Mahkamah Konstitusi (MK) tidak menerima judicial review yang diajukan Yayasan Perludem yang mempersoalkan parliamentary threshold (PT) dalam UU Pemilu. MK belum memeriksa pokok perkara karena yang mengajukan judicial review bukan Ketua Perludem. Bagaimana pascaputusan MK itu?
"Pertama, tidak diterimanya permohonan Perludem tersebut seharusnya bisa menjadi pelajaran bagi pencari keadilan konstitusional agar lebih memperhatikan syarat formil dalam mengajukan permohonan judicial review. Sehingga meskipun disampaikan bahwa permohonan Perludem tersebut tidak dimaksudkan untuk menghapuskan sistem PT di UU Pemilu namun semangat pengujian UU yang diajukan oleh Perludem menjadi tidak dapat diperjuangkan dalam ruang pengujian konstitusional yang kembali dapat menjadi bahan debat publik yang sehat tentang demokrasi," kata ahli hukum tata negara Dr Tuti Wdiyaningrum saat berbincang dengan detikcom, Minggu (30/8/2020).

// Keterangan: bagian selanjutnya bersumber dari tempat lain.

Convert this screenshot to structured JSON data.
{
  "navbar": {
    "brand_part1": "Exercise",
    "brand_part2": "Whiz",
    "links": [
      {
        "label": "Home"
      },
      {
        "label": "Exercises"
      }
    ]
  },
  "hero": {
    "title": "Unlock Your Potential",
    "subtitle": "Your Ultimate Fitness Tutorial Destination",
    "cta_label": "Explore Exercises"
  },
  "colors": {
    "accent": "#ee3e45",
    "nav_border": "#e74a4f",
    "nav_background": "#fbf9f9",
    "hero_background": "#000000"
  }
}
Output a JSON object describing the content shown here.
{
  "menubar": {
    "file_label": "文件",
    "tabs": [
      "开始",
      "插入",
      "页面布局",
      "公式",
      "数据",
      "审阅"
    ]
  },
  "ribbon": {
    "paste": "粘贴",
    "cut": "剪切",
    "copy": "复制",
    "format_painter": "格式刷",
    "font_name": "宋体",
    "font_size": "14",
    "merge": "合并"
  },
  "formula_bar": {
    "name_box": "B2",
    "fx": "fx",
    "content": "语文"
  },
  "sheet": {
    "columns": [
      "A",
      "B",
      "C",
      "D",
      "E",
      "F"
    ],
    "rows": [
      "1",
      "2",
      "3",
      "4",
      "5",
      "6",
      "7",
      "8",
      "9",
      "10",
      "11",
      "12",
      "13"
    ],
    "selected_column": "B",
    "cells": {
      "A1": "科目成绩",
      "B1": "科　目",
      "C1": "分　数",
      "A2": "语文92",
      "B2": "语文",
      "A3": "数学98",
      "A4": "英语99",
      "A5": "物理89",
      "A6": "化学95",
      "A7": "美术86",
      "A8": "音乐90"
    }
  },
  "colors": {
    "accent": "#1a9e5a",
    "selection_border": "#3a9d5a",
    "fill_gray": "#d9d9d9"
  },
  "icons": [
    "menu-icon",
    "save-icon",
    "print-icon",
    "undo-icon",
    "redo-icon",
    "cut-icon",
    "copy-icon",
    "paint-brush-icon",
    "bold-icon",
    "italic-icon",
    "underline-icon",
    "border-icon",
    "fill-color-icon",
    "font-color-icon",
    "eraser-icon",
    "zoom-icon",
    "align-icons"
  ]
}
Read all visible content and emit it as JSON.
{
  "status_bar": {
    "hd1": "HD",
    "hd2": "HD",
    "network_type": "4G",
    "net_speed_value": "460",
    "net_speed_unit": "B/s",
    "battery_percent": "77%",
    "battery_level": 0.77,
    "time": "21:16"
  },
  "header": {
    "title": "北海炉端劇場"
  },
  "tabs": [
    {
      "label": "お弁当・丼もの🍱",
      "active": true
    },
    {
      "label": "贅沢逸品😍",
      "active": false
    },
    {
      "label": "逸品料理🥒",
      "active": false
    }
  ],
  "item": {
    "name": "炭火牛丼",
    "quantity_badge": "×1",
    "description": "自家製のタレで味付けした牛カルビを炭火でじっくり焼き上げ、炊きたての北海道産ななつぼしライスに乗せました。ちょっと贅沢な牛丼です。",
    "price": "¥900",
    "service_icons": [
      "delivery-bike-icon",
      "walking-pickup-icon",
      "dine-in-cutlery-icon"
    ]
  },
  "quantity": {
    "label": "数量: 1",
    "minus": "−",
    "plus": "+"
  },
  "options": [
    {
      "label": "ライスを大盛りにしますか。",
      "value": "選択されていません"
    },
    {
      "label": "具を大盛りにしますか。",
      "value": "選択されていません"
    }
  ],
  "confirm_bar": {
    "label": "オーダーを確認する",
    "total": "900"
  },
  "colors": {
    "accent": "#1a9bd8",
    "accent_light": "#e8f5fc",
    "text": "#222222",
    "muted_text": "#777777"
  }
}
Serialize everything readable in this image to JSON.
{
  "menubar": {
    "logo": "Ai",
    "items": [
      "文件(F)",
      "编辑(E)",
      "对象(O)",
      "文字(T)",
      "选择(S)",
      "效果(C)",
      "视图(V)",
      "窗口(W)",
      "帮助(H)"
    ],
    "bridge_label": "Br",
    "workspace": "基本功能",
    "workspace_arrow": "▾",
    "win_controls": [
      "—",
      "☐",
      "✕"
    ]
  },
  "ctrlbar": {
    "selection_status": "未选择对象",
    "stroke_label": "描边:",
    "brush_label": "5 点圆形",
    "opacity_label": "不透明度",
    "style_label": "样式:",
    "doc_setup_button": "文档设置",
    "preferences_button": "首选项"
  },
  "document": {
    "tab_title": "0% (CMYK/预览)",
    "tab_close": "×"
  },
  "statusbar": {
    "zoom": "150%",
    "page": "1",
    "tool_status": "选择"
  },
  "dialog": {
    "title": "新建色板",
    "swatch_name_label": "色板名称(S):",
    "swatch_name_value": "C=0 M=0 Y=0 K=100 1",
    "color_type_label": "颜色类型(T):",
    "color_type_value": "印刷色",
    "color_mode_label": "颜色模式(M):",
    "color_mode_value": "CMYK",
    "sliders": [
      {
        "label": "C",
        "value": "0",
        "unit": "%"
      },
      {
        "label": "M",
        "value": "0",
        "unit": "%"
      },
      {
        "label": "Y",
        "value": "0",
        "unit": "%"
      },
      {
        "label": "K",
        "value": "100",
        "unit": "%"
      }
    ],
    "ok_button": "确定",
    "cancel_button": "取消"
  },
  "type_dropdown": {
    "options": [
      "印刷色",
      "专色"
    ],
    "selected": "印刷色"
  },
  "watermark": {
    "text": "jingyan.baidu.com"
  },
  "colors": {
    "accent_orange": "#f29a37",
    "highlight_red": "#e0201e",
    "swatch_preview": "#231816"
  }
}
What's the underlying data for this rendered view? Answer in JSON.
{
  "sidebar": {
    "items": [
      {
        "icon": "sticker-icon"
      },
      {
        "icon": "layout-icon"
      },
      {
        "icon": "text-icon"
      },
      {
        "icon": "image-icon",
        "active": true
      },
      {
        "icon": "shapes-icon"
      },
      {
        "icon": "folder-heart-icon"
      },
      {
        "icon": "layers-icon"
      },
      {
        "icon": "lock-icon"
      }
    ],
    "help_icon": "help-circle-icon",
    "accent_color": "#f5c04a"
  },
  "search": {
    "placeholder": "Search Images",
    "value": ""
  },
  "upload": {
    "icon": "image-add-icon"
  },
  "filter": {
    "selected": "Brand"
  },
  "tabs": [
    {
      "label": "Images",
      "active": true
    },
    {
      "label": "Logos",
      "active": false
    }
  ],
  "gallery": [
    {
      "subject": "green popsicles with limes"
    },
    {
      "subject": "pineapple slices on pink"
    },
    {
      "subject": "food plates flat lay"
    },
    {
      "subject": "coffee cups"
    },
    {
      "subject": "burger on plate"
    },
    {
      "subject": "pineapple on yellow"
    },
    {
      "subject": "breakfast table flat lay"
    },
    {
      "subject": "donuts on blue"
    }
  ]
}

Kedua, kata Tuti, penentuan ambang batas parlemen (parliamentary threshold) yang sudah pernah dimintakan judicial review di MK menunjukkan bahwa urusan ambang batas parlemen telah menjadi isu yang seksi dalam muatan pengaturan tentang Pemilu di Indonesia. Presentase PT yang terus naik pada setiap periode Pemilu dimaknai sebagai upaya penyederhanaan kepartaian agar proses pemilu dapat efektif dalam memilih pemimpin publik.
SCROLL TO CONTINUE WITH CONTENT
"Namun demikian upaya penyederhanaan kepartaian melalui PT yang bahkan oleh ahli diusulkan menjadi 5% bukanlah suatu upaya pembangunan demokrasi yang berkualitas," ucap pengajar Universitas 17 Agustus Jakarta itu.
Persoalan mendasar penentuan PT yang diberlakukan selama ini apakah sudah efektif merepresentasikan kedaulatan rakyat. Apakah parliamentary threshold itu sejalan dengan pengakuan hak politik rakyat, ataukah parliamentary threshold telah mendukung upaya demokratisasi kepartaian itu sendiri.
"Adanya penentuan parliamentary threshold -apalagi dengan persentase yang tinggi-agar sistem kepartaian di Indonesia bisa lebih sederhana, tentunya harus diwaspadai sebagai upaya kooptasi kedaulatan rakyat," cetus Tuti.
Menurut Tuti, ketika animo publik terhadap politik cenderung apatis,maka akan semakin menjauhkan masyarakat untuk peduli terhadap Pemilu. Sebab pilihan aspirasi rakyat itu sendiri menjadi terbatas.
"Persentase penentuan PT harus dilakukan secara transparan dan akuntabel sehingga rasionalitas rumus keterwakilan suara rakyat di Parlemen dapat dipertanggungjawabkan dengan baik. Selama ini mekanisme pemberlakuan PT pada tiap periode Pemilu selalu menjadi biang masalah karena suara rakyat akan terbuang percuma (waisted vote)," papar Tuti
Ke depan, diperlukan upaya evaluasi yang komprehensif dalam menentukan besaran PT untuk periode Pemilu mendatang. Akan lebih baik jika persentase PT yang sekarang (4 persen) tetap dipertahankan dengan memperbaiki sistem Pemilu, penyelenggara pemilu dan pengawasan Pemilu.
"Agar Pemilu yang demokratis dapat menghasilkan wakil rakyat yang benar-benar membawa dan memperjuangkan suara rakyat," pungkas Tuti.